R. c. Grant, 2009 CSC 32, [2009] 2 R.C.S. 353
[41] Comme nous l’avons vu précédemment, le fait qu’un policier patrouilleur pose des questions générales ne constitue pas une menace à la liberté de choix. Par contre, poser ce type de questions peut conduire à des situations où les préoccupations générales de police communautaire cèdent le pas aux soupçons à l’égard d’un individu en particulier. Les soupçons ne transforment pas en soi le contact en détention. Ce qui compte, c’est la façon dont la police, compte tenu de ces soupçons, a interagi avec l’individu. Le libellé de la Charte ne limite pas la détention aux situations où une personne risque d’être mise en état d’arrestation. Cependant, ce facteur peut aider à déterminer si, dans une situation donnée, une personne raisonnable conclurait qu’elle n’a d’autre choix que d’obtempérer à la demande des policiers. Ces derniers doivent être conscients que leurs gestes et leurs paroles peuvent créer une situation où une personne raisonnable, dans la même situation, conclurait en effet qu’elle n’est pas libre de s’en aller ou de refuser de répondre aux questions.
[42] La durée du contact censé constituer une détention peut être un facteur pertinent. Prenons l’exemple d’une policière qui poserait sa main sur le bras d’un individu. Si ce geste dure, il pourrait fort bien amener une personne raisonnable à conclure que sa liberté de choisir entre collaborer ou non lui a été retirée, ce que ne ferait peut‑être pas un effleurement, compte tenu des circonstances. Il faut cependant se rappeler qu’une situation peut évoluer rapidement et qu’un seul acte ou mot percutant peut induire une personne raisonnable à conclure qu’elle n’a plus le droit de choisir comment répondre à la situation.
[43] Rappelons, d’une part, que la question de savoir si la personne a été privée du droit de choisir de simplement quitter les lieux dépend de toutes les circonstances de l’affaire et, d’autre part, qu’il appartient au juge du procès de la trancher en fonction de l’ensemble de la preuve. S’il est vrai qu’il faut faire preuve de déférence à l’égard des conclusions de fait du juge du procès, l’application du droit aux faits constitue une question de droit.
[44] En résumé, nous arrivons aux conclusions suivantes :
1. La détention visée aux art. 9 et 10 de la Charte s’entend de la suspension du droit à la liberté d’une personne par suite d’une contrainte physique ou psychologique considérable. Il y a détention psychologique quand l’individu est légalement tenu d’obtempérer à une demande contraignante ou à une sommation, ou quand une personne raisonnable conclurait, compte tenu de la conduite de l’État, qu’elle n’a d’autre choix que d’obtempérer.

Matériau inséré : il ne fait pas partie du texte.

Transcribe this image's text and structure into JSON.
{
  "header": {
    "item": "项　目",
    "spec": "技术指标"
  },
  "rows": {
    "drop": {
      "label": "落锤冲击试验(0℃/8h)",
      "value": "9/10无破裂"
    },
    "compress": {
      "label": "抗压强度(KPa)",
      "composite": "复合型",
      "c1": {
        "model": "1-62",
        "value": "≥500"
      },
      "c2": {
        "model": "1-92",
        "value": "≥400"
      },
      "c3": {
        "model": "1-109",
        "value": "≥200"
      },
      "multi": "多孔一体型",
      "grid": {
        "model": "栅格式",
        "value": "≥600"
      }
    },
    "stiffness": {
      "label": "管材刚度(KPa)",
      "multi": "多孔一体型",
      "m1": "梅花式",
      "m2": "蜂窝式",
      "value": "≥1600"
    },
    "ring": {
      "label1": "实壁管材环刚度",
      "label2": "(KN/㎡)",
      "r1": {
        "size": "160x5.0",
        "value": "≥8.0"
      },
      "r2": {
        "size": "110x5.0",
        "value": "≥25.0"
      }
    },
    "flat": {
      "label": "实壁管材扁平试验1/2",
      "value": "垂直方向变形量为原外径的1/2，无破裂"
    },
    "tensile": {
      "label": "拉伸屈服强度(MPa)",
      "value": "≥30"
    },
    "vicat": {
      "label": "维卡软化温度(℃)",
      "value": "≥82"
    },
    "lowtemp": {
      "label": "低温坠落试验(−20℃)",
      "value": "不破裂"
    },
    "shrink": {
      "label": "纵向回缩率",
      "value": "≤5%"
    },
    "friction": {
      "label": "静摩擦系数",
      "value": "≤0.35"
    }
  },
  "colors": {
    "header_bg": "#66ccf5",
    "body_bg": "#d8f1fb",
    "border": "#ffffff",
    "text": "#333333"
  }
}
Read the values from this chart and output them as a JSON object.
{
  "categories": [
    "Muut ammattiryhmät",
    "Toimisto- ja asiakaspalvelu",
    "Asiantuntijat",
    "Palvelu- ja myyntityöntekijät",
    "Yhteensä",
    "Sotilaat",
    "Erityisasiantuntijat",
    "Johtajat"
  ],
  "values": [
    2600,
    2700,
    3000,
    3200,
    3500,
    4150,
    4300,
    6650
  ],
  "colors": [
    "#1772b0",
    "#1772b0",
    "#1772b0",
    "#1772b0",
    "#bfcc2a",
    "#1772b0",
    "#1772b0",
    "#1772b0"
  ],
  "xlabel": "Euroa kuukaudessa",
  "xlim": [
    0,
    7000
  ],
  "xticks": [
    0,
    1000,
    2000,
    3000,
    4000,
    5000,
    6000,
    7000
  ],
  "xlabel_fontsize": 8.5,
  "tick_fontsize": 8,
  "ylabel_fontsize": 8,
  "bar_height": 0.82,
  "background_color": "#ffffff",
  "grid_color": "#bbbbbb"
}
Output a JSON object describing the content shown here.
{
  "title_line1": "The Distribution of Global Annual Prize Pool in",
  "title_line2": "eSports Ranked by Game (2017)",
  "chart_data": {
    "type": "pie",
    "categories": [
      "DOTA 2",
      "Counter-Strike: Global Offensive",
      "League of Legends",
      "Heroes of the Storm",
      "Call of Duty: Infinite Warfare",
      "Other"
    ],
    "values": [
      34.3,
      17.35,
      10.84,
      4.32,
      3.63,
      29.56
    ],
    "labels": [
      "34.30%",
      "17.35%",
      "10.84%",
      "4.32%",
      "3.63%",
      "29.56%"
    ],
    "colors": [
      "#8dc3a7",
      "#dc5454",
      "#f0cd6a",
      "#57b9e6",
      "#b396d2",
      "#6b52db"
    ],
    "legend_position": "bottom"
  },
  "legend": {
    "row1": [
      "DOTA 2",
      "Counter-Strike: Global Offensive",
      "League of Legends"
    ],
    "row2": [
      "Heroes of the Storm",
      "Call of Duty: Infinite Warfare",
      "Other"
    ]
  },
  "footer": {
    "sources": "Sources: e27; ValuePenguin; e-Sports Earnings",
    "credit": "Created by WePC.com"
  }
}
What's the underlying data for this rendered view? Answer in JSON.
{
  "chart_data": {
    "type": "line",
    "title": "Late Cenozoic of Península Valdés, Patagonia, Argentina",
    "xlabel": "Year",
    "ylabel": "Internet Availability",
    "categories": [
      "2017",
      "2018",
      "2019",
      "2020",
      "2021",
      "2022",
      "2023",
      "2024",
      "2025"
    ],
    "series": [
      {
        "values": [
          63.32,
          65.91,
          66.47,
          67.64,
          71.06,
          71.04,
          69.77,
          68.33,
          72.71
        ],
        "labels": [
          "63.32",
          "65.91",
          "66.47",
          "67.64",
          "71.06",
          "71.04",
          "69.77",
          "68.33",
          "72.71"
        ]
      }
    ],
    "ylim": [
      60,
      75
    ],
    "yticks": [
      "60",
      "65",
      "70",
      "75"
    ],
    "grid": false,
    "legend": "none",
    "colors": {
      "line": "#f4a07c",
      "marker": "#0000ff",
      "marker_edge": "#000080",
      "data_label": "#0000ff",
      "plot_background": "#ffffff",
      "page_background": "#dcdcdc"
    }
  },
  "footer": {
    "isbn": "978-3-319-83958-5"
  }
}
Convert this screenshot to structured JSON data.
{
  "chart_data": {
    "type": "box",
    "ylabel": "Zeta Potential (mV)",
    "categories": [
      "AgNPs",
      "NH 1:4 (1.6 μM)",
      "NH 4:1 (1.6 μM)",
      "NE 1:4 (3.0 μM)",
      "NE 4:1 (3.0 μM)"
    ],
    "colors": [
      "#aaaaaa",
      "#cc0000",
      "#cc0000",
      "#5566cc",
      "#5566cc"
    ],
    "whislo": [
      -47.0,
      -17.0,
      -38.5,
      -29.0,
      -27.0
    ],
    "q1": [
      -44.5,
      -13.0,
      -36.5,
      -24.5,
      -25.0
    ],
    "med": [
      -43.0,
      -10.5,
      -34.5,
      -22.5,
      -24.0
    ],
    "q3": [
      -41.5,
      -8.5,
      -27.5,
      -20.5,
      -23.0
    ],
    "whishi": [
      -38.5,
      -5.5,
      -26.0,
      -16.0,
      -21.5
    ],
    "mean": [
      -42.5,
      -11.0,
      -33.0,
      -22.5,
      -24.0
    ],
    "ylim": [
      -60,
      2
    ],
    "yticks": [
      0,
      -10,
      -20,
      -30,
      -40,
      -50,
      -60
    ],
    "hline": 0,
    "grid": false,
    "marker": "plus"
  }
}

2. En l’absence de contrainte physique ou d’obligation légale, il peut être difficile de savoir si une personne a été mise en détention ou non. Pour déterminer si une personne raisonnable placée dans la même situation conclurait qu’elle a été privée par l’État de sa liberté de choix, le tribunal peut tenir compte, notamment, des facteurs suivants :
a) Les circonstances à l’origine du contact avec les policiers telles que la personne en cause a dû raisonnablement les percevoir : les policiers fournissaient‑ils une aide générale, assuraient‑ils simplement le maintien de l’ordre, menaient‑ils une enquête générale sur un incident particulier, ou visaient‑ils précisément la personne en cause dans le cadre d’une enquête ciblée?
b) La nature de la conduite des policiers, notamment les mots employés, le recours au contact physique, le lieu de l’interaction, la présence d’autres personnes et la durée de l’interaction.
c) Les caractéristiques ou la situation particulières de la personne, selon leur pertinence, notamment son âge, sa stature, son appartenance à une minorité ou son degré de discernement.